Kovalarla nöbet tutuyorlar
Çıkan yangınlardan sonra mahalle sakinleri tedirginlik yaşamaya başladı. Sokakların dar oluşundan dolayı itfaiyenin herhangi bir gecikme ihtimaline karşı kişisel tedbir almaya başlayan mahalle sakinleri, suyla doldurdukları kovaları yanlarında hazır bulunduruyor. Metruk binaların madde bağımlıları ile evsiz kişi ya da kişilerce yakıldığını iddia eden mahalleliler, sit alanı içerisinde yer aldığı belirtilen tarihi binalar için çözüm talebinde bulundu.

"Antalya’nın göbeğindeki mahalle metruk ve yanık evlerle dolu"
Son çıkan yangınla ilgili ‘içimiz, tarihimiz yandı’ diyen mahalle muhtarı Halil Ay, "Her pazar olduğu gibi yine pazar günü yangın çıktı. Bizim isteğimiz bu insanlar zarar görmesin. Antalya’nın göbeğinde olan mahalle, şu anda metruk ve yanık evlerle dolu. Bu evler yandıktan sonra nedense hiç kimse ne arıyor, ne soruyor. Burada insanlar yaşıyor. Bu evler eğer korunuyorsa, sit alanındaysa, değer veriliyorsa gerçek anlamda korumaya alınmalı. Artık insanlar zarar görüyor. Mahallede insanlar ve turistler kaçar oldu. Vatandaşın sesinin duyulmasını istiyoruz. Her birinin bu yangında 100’er bin liralık zararı oldu" ifadelerine yer verdi.

"Önlem alınmasını rica ediyorum"
Yangına uyuşturucu madde bağımlıları ve evsiz kişilerin neden olduğunu ileri süren Ay, "Polisimiz geliyor yardımcı oluyor ama hepsinin başına bir polis bırakamayız, vatandaş da duramaz. O girdiği zaman bir şeyler içiyor ve yangın çıkıyor. Yangın başlayınca burayı terk ediyor ama mahalleli kalıyor. Herkes gider biz kalırız ama buraya bir önlem alınmasını rica ediyorum. Kendilerini bizim yerimize koysunlar. Şu anda bunun gibi 5-6 tane daha evimiz var. Pazar günü her uyandığımızda bir yangın daha olacak diye korkuyoruz. Bizim mahallemiz eski valimizin ismini almış ve şu an onun kemikleri sızlıyordur" diye konuştu.

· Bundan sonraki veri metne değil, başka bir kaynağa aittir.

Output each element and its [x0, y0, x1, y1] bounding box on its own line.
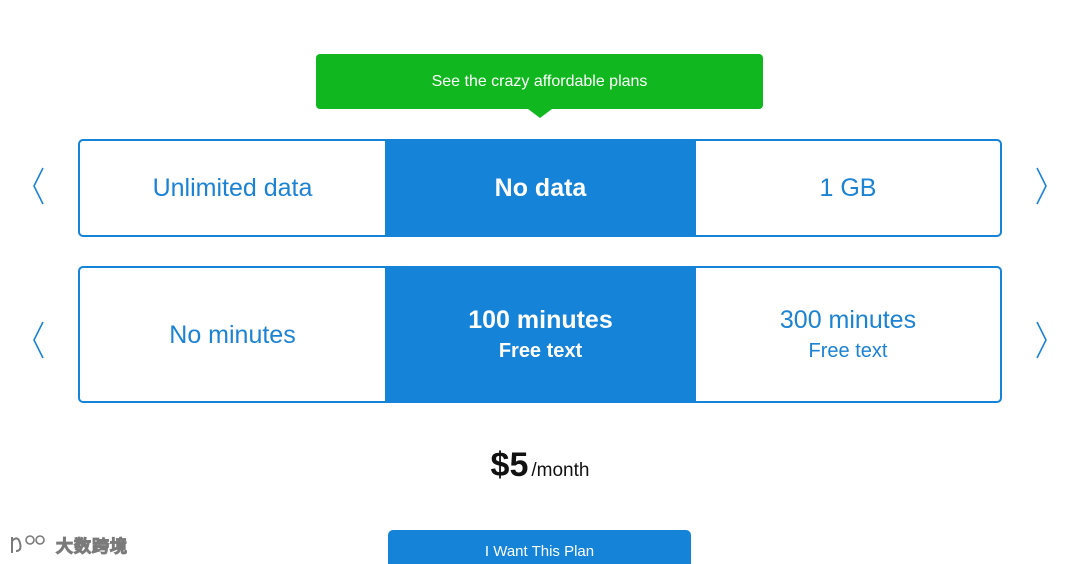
want-plan-button[interactable]: I Want This Plan [388, 530, 691, 564]
minutes-next-arrow[interactable] [1031, 320, 1051, 360]
minutes-option-300[interactable]: 300 minutes Free text [696, 268, 1000, 401]
watermark: 大数跨境 [8, 531, 128, 557]
data-option-label: No data [494, 174, 587, 202]
minutes-option-100[interactable]: 100 minutes Free text [385, 268, 696, 401]
watermark-text: 大数跨境 [56, 536, 128, 557]
price-amount: $5 [490, 446, 529, 484]
minutes-option-label: 300 minutes [779, 305, 917, 334]
price-period: /month [531, 460, 590, 481]
data-option-no-data[interactable]: No data [385, 141, 696, 235]
minutes-option-sub: Free text [808, 339, 888, 362]
data-next-arrow[interactable] [1031, 166, 1051, 206]
minutes-prev-arrow[interactable] [29, 320, 49, 360]
chevron-left-icon [33, 321, 44, 359]
data-option-label: Unlimited data [152, 174, 313, 202]
data-selector: Unlimited data No data 1 GB [78, 139, 1002, 237]
plan-price: $5/month [0, 446, 1080, 485]
want-plan-button-label: I Want This Plan [484, 543, 595, 560]
minutes-option-label: 100 minutes [468, 305, 613, 334]
minutes-option-sub: Free text [498, 339, 583, 362]
promo-banner: See the crazy affordable plans [316, 54, 763, 118]
minutes-selector: No minutes 100 minutes Free text 300 min… [78, 266, 1002, 403]
minutes-option-none[interactable]: No minutes [80, 268, 385, 401]
minutes-option-label: No minutes [169, 320, 296, 349]
data-option-1gb[interactable]: 1 GB [696, 141, 1000, 235]
data-option-label: 1 GB [819, 174, 877, 202]
chevron-right-icon [1036, 321, 1047, 359]
data-option-unlimited[interactable]: Unlimited data [80, 141, 385, 235]
watermark-logo-icon [11, 535, 45, 553]
data-prev-arrow[interactable] [29, 166, 49, 206]
chevron-left-icon [33, 167, 44, 205]
banner-pointer [527, 109, 552, 118]
promo-banner-text: See the crazy affordable plans [431, 72, 648, 90]
chevron-right-icon [1036, 167, 1047, 205]
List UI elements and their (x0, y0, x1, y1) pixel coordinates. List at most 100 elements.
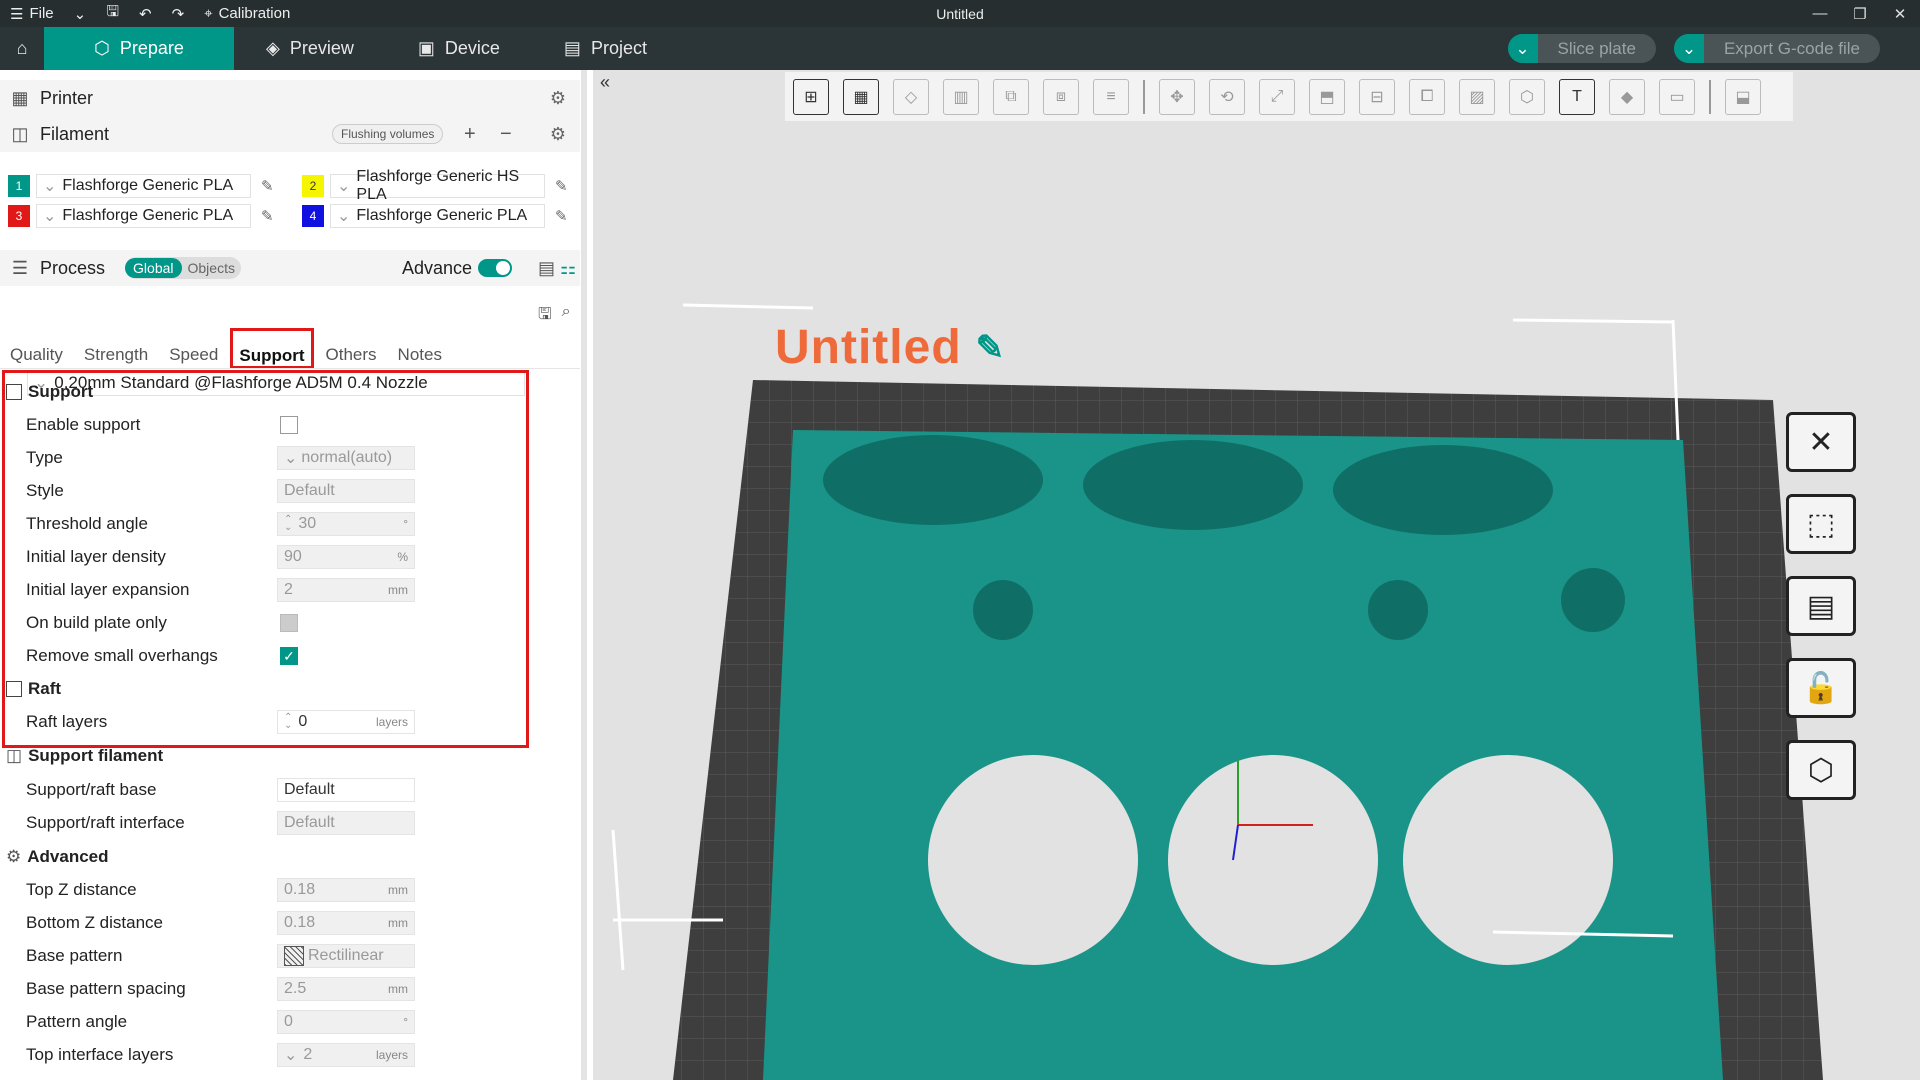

"Kovalarla nöbet tutuyoruz ve bundan gocunmuyoruz"
Yangın tedirginliğinin vatandaşları nöbet tutmaya kadar götürdüğüne değinen Ay, "Son yangından sonra vatandaşlarımız korkudan dolayı nöbet tutar hale geldi. Daha önce de yapmıştık. Bazı sokaklarda yapmaya başladık çünkü baktık yangınlar bitmiyor, biz el atalım dedik. Biz artık kovalarla nöbet tutuyoruz ve bundan gocunmuyoruz" şeklinde konuştu.

"Her pazar aynı saatte bizim mahallemiz yanıyor"
Yangında evi zarar gören bina sakinlerinden Ayfer Beşibirlik, "Her an tedirginlik yaşıyorum. Yangın sonrası da göçme ya da çökme olayları oluyor diye korkuyoruz. Burayla ilgilenilmesi gerekiyor" dedi.
43 yıldır Haşimişcan Mahallesi’nde oturan Mehmet Ali Erdem de, 15 günde bir her pazar günü metruk evlerin yandığına dikkat çekerek, bölgedeki yanan evlerin tarihi evler olduğunu anlattı. Yangından dolayı tedirginlik yaşadıklarını belirten Erdem, "Metruk binada çıkan yangın, 7 katlı binanın 14 dairesine zarar verdi. Camları ve perdeleri kapalıydı. Eğer açık olsaydı apartman diye bir şey kalmazdı. Önlem alınsın istiyoruz" diye konuşurken, yine evi zarar gören vatandaşlardan İbrahim Tuluk ise, "İçeride bebeğim vardı. Yansak ne olacaktı. Balici, tinercilerden bıktık usandık. 2 yıldır isyan ediyorum, yetkililere durumu bildirdik ama henüz el atan olmadı. Yanan metruk yerlerin etrafını kapatmıştım, buna rağmen kırıp giriyorlar ve içeride yangın çıkartıyorlar. Her pazar aynı saatte bizim mahallemiz yanıyor. Bıktık" ifadelerini kullandı.